I am running mod_jk/1.2.26 on a front end server talking to a group of tomcats running on solaris boxes at the back end. The other day one of the Solaris boxes froze, leaving the network connection to the switch up. mod_jk failed to notice that the tomcats on this box were down and kept sending requests. We can reproduce this consistently: if we halt the box, mod_jk does not notice that the tomcat is down. On one occasion we waited more than one hour, and still requests were being sent to the dead tomcat. mod_jk has lots of options for setting timeouts, but none of them seem to deal with this use case. On Linux, we can workaround this by setting the mod_jk socket_timeout however this setting is not supported on solaris. It would be nice to offer a workaround on this platform to make failure monitoring useful.

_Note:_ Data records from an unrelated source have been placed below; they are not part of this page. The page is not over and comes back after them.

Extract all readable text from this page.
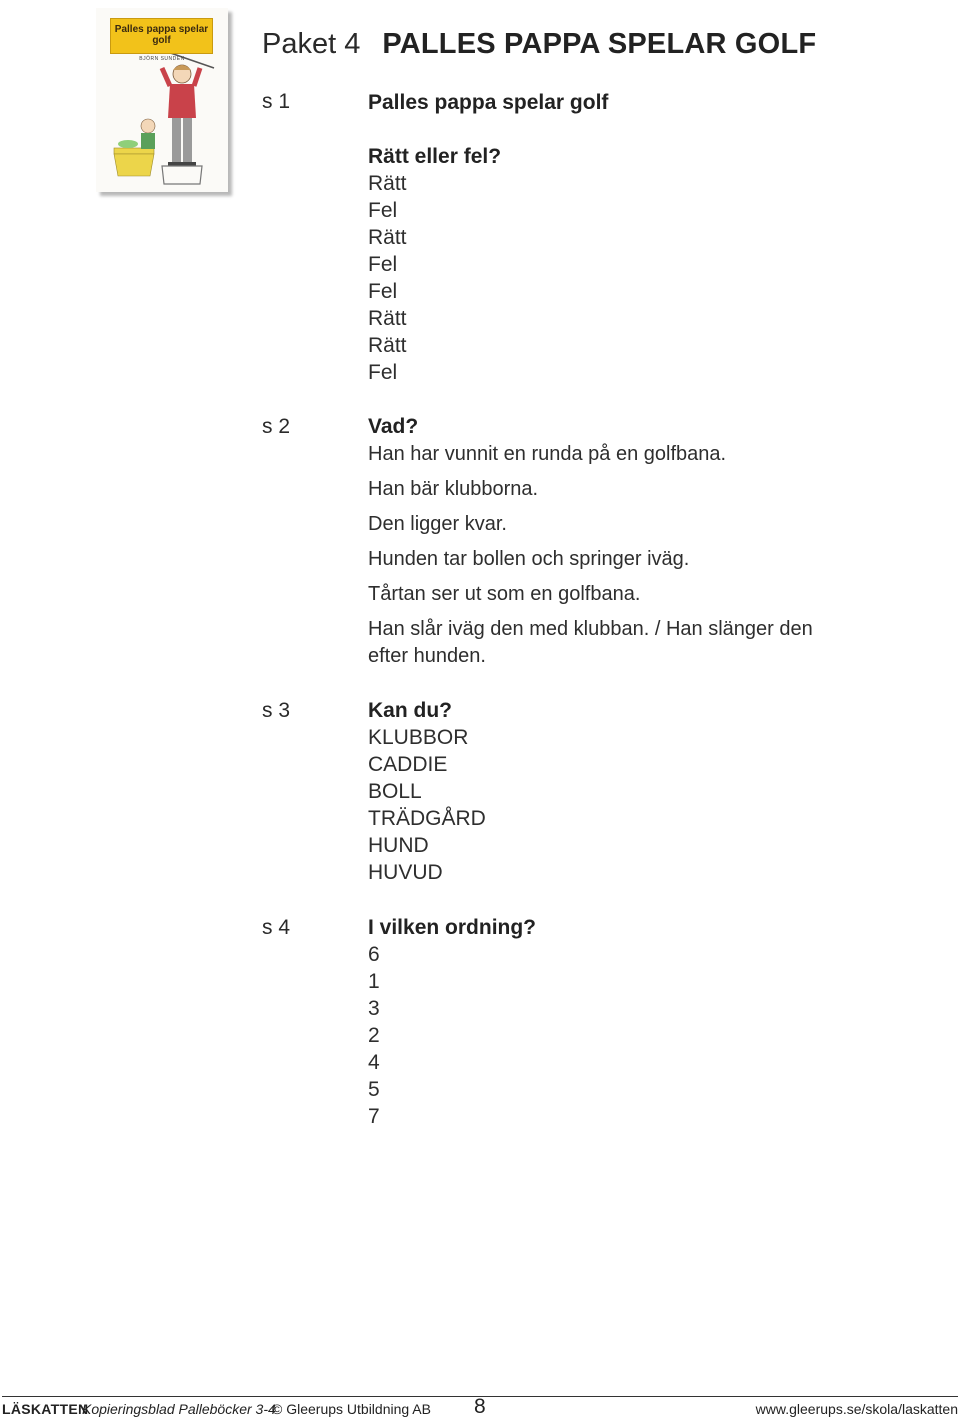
Palles pappa spelar golf
BJÖRN SUNDEN	Paket 4 PALLES PAPPA SPELAR GOLF
s 1	Palles pappa spelar golf
Rätt eller fel?
Rätt
Fel
Rätt
Fel
Fel
Rätt
Rätt
Fel
s 2	Vad?
Han har vunnit en runda på en golfbana.
Han bär klubborna.
Den ligger kvar.
Hunden tar bollen och springer iväg.
Tårtan ser ut som en golfbana.
Han slår iväg den med klubban. / Han slänger den efter hunden.
s 3	Kan du?
KLUBBOR
CADDIE
BOLL
TRÄDGÅRD
HUND
HUVUD
s 4	I vilken ordning?
6
1
3
2
4
5
7
LÄSKATTEN
Kopieringsblad Palleböcker 3-4
© Gleerups Utbildning AB 8	www.gleerups.se/skola/laskatten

Please provide your configuration.
workers.properties: # default worker list worker.list=word,jkstatus # worker template worker.template.port=9009 worker.template.type=ajp13 worker.template.lbfactor=1 worker.template.socket_keepalive=0 worker.template.connect_timeout=5000 worker.template.prepost_timeout=2000 worker.template.reply_timeout=40000 worker.template.connection_pool_size=1 worker.template.connection_pool_timeout=60 # workers definition worker.tomcat1.reference=worker.template worker.tomcat1.host=tomtom1.online.local # load balancer definition worker.word.type=lb worker.word.max_reply_timeouts=3 worker.word.balance_workers=escappdev1 # status definition worker.jkstatus.type=status
Sorry for the long silence. If you are still observing this, could you please update to 1.2.32? There have been lots of improvement. If the problem persists, please provide a JK log file. If you can reproduce the problem on a test system, a debug log file would be nice, otherwise the info log level should still be helpful. In addition: please issue "netstat -an" on the Apache and Tomcat servers once the problem happens and provide the output. Thanks!
Closing this as WORKSFORME since I don't expect this issue to be possible with the releases from the last few years. Properly using cping/cpong and connect_timeout should prevent the behavior described in the original post.